Artist Ashley Jackson is going to war with the fakers.
The artist famed for his landscapes of the Pennine moors will appear in a TV documentary next week to highlight one of the big problems of the art world.
The 74-year-old who works on the moors around his Holmfirth home claims the fakes have “terrible effect” on his reputation.
An investigation earlier this year discovered that former printer Geoffrey Spillman was turning out copies of work by several artists from a flat in the Midlands. He is still being investigated by police.
The fake Jackson paintings were being offered for sale on eBay for a couple of hundred pounds. Originals by the artist can sell for up to £40,000.
Now he is to appear on the BBC series Fake Britain, which is being screened on Wednesday, December 10. The consumer programme is presented by Matt Allwright and looks at counterfeit problems across the UK.
Mr Jackson said: “It was a real shock to discover that someone had been forging my work.
“It first became an issue some six or seven years ago but we thought it had been nipped in the bud.
“Then earlier this year we were told that examples of what was supposedly my work were being sold on eBay. We knew immediately they were fakes.
“I am one of the few living artists whose work has been copied in this way. We are told that mainly they look at the work of artists who are no longer with us, such as LS Lowry and Catherine Williams because it is more difficult to challenge the authenticity.

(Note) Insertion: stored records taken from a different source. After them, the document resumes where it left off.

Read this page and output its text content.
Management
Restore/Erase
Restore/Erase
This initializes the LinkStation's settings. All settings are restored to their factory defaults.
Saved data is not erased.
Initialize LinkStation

“It is unjust that someone can play on my credibility by creating poor imitations in my name.
“To be honest, some of the fakes they were offering were really awful and it was embarrassing to think they were purportedly done in my name.
“I have often been asked to do work in a short space of time but that is not my way. The works are something I have to nurture, and they take time. “
“We didn’t even need to see the works to know they were fakes; we could tell by the size of the canvas and the colours”.
Fake Britain is on BBC 1 at 9.15am on December 10.